Não se trata de um filme de terror. É tudo Bíblia. O homem que surge na porta é Adão. A mulher, Eva. O objeto mais valioso, o fruto da Árvore do Bem e do Mal. Os filhos, Caim e Abel. O marido é Deus. A esposa, a mãe-Terra, a mãe-natureza, a mãe do título.
Dali em diante temos o Dilúvio Universal, a confecção do Novo Testamento, o nascimento, e a morte, de Cristo. O apocalipse. Boa parte do bestiário cristão acontecendo na cozinha, na cama, na área de serviço, como uma peça de teatro épica.

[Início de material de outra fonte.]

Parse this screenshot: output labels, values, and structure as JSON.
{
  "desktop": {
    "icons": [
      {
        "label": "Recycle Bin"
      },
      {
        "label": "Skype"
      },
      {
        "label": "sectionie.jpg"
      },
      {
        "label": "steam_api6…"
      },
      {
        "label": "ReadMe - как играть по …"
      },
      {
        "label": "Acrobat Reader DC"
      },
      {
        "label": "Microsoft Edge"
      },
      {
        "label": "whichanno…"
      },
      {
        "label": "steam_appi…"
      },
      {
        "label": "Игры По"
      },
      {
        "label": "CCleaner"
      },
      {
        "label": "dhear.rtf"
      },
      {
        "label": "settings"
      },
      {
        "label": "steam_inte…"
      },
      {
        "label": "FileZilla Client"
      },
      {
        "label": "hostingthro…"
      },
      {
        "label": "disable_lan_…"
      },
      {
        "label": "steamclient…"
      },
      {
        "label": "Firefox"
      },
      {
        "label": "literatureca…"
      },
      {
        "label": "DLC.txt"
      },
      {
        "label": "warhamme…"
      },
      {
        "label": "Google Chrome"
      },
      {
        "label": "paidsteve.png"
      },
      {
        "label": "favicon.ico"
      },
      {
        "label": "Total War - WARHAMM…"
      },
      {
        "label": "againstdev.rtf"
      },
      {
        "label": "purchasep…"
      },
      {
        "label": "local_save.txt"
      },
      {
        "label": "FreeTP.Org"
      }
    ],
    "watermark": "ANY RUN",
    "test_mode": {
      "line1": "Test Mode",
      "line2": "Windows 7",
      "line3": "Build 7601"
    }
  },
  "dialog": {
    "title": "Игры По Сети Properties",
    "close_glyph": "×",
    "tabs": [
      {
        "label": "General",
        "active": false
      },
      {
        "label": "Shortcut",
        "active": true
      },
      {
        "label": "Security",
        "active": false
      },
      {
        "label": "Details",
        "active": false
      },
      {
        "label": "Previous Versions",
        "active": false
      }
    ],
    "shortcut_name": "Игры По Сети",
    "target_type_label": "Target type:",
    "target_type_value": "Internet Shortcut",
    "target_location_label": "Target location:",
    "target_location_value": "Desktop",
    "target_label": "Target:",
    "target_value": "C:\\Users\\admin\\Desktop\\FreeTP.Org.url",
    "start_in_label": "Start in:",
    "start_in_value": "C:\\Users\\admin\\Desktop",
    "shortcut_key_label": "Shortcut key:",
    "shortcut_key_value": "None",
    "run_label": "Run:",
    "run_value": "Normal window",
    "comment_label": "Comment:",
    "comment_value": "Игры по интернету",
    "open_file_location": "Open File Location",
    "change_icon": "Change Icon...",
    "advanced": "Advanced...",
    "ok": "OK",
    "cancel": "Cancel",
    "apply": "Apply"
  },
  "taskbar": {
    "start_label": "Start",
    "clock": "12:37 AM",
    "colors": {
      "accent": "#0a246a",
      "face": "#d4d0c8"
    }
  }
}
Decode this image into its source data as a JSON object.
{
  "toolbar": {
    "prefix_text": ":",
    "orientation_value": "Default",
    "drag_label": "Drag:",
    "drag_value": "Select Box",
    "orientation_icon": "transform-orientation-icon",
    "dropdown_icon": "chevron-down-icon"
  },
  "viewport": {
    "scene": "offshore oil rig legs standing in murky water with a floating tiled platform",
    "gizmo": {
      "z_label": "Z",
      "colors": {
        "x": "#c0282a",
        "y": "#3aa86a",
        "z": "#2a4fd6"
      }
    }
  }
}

É difícil captar tudo isso sem ler alguma entrevista em que o próprio Aronofsky explica seu filme. E isso conta pontos contra. Mas e daí? O único trabalho que eu mesmo tive para entender as alegorias foi pegar o celular no final e ver o que o diretor tinha a dizer sobre a obra. Depois que os créditos tinham subido, já estava tudo introjetado. Agora vou ver de novo.
O pessoal da Academia, porém, pensou diferente. Mãe! foi tão mal recebido pela crítica que não só ficou fora do Oscar como concorre ao Framboesa de Ouro, aquele evento que “premia” os piores filmes do ano. Mãe! concorre ao Framboesa de Pior Diretor com lixos da estirpe de Transformers e Cinquenta Tons mais Escuros.